Yektan Türkyilmaz

Wednesday, 23 May 2018, 5.00 pm - 6.30 pm |
Forum Transregionale Studien, Wallotstr. 14, 14193 Berlin

Sounds of Empire: Music Recording in the Late Ottoman World


Yektan Türkyilmaz
(EUME Fellow 2017-21)

Chair: Valeska Huber
(FU Berlin)

This lecture will explore the multi-directional journeys of the (music) recording history in the Ottoman world - that is in Constantinople, Smyrna and Salonica - in the first two decades of the 20th century. Drawing on the life stories and examples of commercial records it will illustrate the changing styles, content and language use in music production in this most turbulent period of the crumbling empire. The talk will specifically underscore the cultural, political and identitarian implications of the emergence of the recording technology on various communities and social classes.

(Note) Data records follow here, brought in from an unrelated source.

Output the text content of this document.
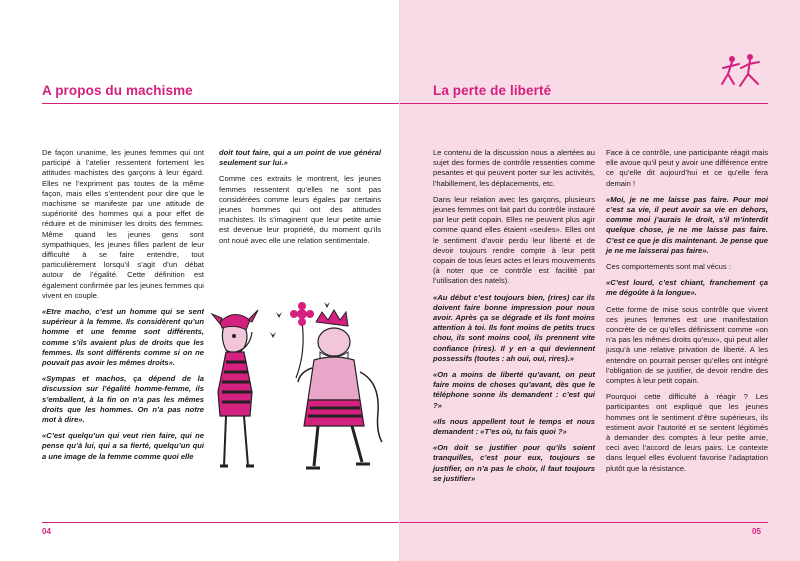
A propos du machisme

De façon unanime, les jeunes femmes qui ont participé à l’atelier ressentent fortement les attitudes machistes des garçons à leur égard. Elles ne l’expriment pas toutes de la même façon, mais elles s’entendent pour dire que le machisme se manifeste par une attitude de supériorité des hommes qui a pour effet de réduire et de minimiser les droits des femmes. Même quand les jeunes gens sont sympathiques, les jeunes filles parlent de leur difficulté à se faire entendre, tout particulièrement lorsqu’il s’agit d’un débat autour de l’égalité. Cette définition est également confirmée par les jeunes femmes qui vivent en couple.

«Etre macho, c’est un homme qui se sent supérieur à la femme. Ils considèrent qu’un homme et une femme sont différents, comme s’ils avaient plus de droits que les femmes. Ils sont différents comme si on ne pouvait pas avoir les mêmes droits».

«Sympas et machos, ça dépend de la discussion sur l’égalité homme-femme, ils s’emballent, à la fin on n’a pas les mêmes droits que les hommes. On n’a pas notre mot à dire».

«C’est quelqu’un qui veut rien faire, qui ne pense qu’à lui, qui a sa fierté, quelqu’un qui a une image de la femme comme quoi elle

doit tout faire, qui a un point de vue général seulement sur lui.»

Comme ces extraits le montrent, les jeunes femmes ressentent qu’elles ne sont pas considérées comme leurs égales par certains jeunes hommes qui ont des attitudes machistes. Ils s’imaginent que leur petite amie est devenue leur propriété, du moment qu’ils ont noué avec elle une relation sentimentale.

04
La perte de liberté

Le contenu de la discussion nous a alertées au sujet des formes de contrôle ressenties comme pesantes et qui peuvent porter sur les activités, l’habillement, les déplacements, etc.

Dans leur relation avec les garçons, plusieurs jeunes femmes ont fait part du contrôle instauré par leur petit copain. Elles ne peuvent plus agir comme quand elles étaient «seules». Elles ont le sentiment d’avoir perdu leur liberté et de devoir toujours rendre compte à leur petit copain de tous leurs actes et leurs mouvements (à noter que ce contrôle est facilité par l’utilisation des natels).

«Au début c’est toujours bien, (rires) car ils doivent faire bonne impression pour nous avoir. Après ça se dégrade et ils font moins attention à toi. Ils font moins de petits trucs chou, ils sont moins cool, ils prennent vite confiance (rires). Il y en a qui deviennent possessifs (toutes : ah oui, oui, rires).»

«On a moins de liberté qu’avant, on peut faire moins de choses qu’avant, dès que le téléphone sonne ils demandent : c’est qui ?»

«Ils nous appellent tout le temps et nous demandent : «T’es où, tu fais quoi ?»

«On doit se justifier pour qu’ils soient tranquilles, c’est pour eux, toujours se justifier, on n’a pas le choix, il faut toujours se justifier»

Face à ce contrôle, une participante réagit mais elle avoue qu’il peut y avoir une différence entre ce qu’elle dit aujourd’hui et ce qu’elle fera demain !

«Moi, je ne me laisse pas faire. Pour moi c’est sa vie, il peut avoir sa vie en dehors, comme moi j’aurais le droit, s’il m’interdit quelque chose, je ne me laisse pas faire. C’est ce que je dis maintenant. Je pense que je ne me laisserai pas faire».

Ces comportements sont mal vécus :

«C’est lourd, c’est chiant, franchement ça me dégoûte à la longue».

Cette forme de mise sous contrôle que vivent ces jeunes femmes est une manifestation concrète de ce qu’elles définissent comme «on n’a pas les mêmes droits qu’eux», qui peut aller jusqu’à une relative privation de liberté. A les entendre on pourrait penser qu’elles ont intégré l’obligation de se justifier, de devoir rendre des comptes à leur petit copain.

Pourquoi cette difficulté à réagir ? Les participantes ont expliqué que les jeunes hommes ont le sentiment d’être supérieurs, ils estiment avoir l’autorité et se sentent légitimés à demander des comptes à leur petite amie, ceci avec l’accord de leurs pairs. Le contexte dans lequel elles évoluent favorise l’adaptation plutôt que la résistance.

05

At the turn of the 20th century 78-rounds-per-minute (78RPM) records appeared in the
"Orient" – almost simultaneously with their appearance in Europe. Within a decade soundengineers working for European companies swept the major cities of the Middle East, the Caucasus and Asia to record performers for local markets. Gramophone records, recorded locally yet pressed in Europe, swiftly became a major commodity inglobal trade. This new commodity had bearings beyond its merchandise value; it reshaped the music, culture, politics and economy for the Ottoman subjects at local, national and global scales. This lecture will analyze these records played in Ottoman homes, coffee shops and meyhanes, with a view toward expanding the study of nationalism, diaspora experience and production of cultural forms to take account of the recording industry, in addition to the focus on print media that is currently central to these fields of study.

Yektan Türkyilmaz received his PhD from Duke University Department of Cultural Anthropology. He taught courses at University of Cyprus, Sabancı, Bilgi and Duke Universities addressing the debates around the notions of collective violence, memory making and reconciliation. He is working on his book manuscript based on his dissertation, Rethinking Genocide: Violence and Victimhood in Eastern Anatolia, 1913-1915, that addresses the conflict in Eastern Anatolia in the early 20th century and the memory politics around it. Yektan Türkyilmaz has been a 2014/15 EUME Fellow and returns as a EUME Fellow for the academic years 2017/18 and 2018/19.